The more significant change between 2012 and 2013 came not in D score but in E score. The average four-event execution score in the 2012 Olympic all-around final was a whopping 1.540 higher than it was in the all-around final at world championships the following year. The execution scores at the 2012 Olympics were comically high, and the traditional post-Olympic crackdown (in more ways than one…) rendered the 2013 numbers quite a bit lower for all athletes. In 2012, it was still possible for the best athletes to get a 9 in execution, even on non-vault events. By 2013, 8.6 had become an amazing E score.

Now, you can’t necessary attribute this entire 1.540 difference to changes in execution judging. We’d expect the overall quality of routines in an Olympic year to be higher than the quality of routines in the year after the Olympics, when many of the best athletes of the era are taking naps or dancing with various stars or learning about hair extensions. Some of this difference is simply that…the athletes in 2013 weren’t as good as a group. But it’s indisputable that the execution evaluation in 2013 was also much harsher than in 2012.

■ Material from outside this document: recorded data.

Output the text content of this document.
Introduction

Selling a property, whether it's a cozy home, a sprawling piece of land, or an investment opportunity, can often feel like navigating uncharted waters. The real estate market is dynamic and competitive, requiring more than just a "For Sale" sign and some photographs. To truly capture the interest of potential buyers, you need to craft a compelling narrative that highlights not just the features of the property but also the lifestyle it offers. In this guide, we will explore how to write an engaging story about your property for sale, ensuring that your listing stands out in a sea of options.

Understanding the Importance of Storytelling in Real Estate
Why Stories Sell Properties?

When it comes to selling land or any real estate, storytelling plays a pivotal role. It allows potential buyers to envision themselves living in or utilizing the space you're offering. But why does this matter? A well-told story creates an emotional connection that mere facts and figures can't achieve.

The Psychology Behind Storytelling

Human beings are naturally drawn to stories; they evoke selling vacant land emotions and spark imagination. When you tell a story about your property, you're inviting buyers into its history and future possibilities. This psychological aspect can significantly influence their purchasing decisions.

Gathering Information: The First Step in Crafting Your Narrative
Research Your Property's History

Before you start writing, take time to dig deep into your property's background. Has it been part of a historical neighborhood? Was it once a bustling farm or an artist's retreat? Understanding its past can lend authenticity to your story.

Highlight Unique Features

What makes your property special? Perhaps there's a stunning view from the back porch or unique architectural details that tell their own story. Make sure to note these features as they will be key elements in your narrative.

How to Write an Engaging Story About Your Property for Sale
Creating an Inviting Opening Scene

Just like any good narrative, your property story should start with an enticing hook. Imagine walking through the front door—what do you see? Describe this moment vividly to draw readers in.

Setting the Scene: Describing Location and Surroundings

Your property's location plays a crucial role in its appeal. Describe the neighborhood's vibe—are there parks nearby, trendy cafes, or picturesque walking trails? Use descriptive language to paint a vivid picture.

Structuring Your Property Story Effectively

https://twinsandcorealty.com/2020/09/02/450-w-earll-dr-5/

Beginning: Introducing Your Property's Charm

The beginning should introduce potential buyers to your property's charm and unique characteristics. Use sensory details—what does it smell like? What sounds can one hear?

Aliya Mustafina is a very helpful example in this regard since she competed the all-around throughout both the 2012 and 2013 competitions and found her average all-around execution total in 2013 about 1.2 lower than it was in 2012, with her “hit day” execution score around 0.9 or 1.0 lower. Not quite the whole 1.5, but certainly a large and significant difference.

What I’m saying is, it’s possible to get Simone there. Barely. And only by taking the high end of that 1.5 execution difference and making a Simone-favored assumption or two about difficulty and routine composition. Then, you could account for that two-point difference between Gabby 2012 and Simone 2013.

Which is why I’d agree with the assessment that it’s a reach. You have to make the most charitable assumptions in favor of Simone to get there, and therefore can’t make the offhand claim that Simone would have won the London all-around, even at her 2013 level.

But at the same time, it’s not a totally preposterous notion. Simone 2013 against Gabby 2012 would have been close. It would have been an any-given-meet prospect depending on whether Gabby showed up with her best gymnastics or not. In the 2012 all-around final, she showed up with her best gymnastics.

What has been helpful in going back and watching these Simone routines from 2013 is the reinforcement of just how much she improved from 2013 to 2015/2016. In 2013, we see a gymnast who is still pretty scrappy in the form department, with more leg separations on bars, not hitting most of her leap positions. It’s someone who would not have defeated a number of other top gymnasts from other eras, probably including Gabby Douglas. This isn’t the “winning both the D score and E score competitions” Simone that we would come to know shortly.

Because Simone’s results have been constant for the last 7ish years, we casually tend to assume that the gymnast herself has been a constant as well. She hasn’t.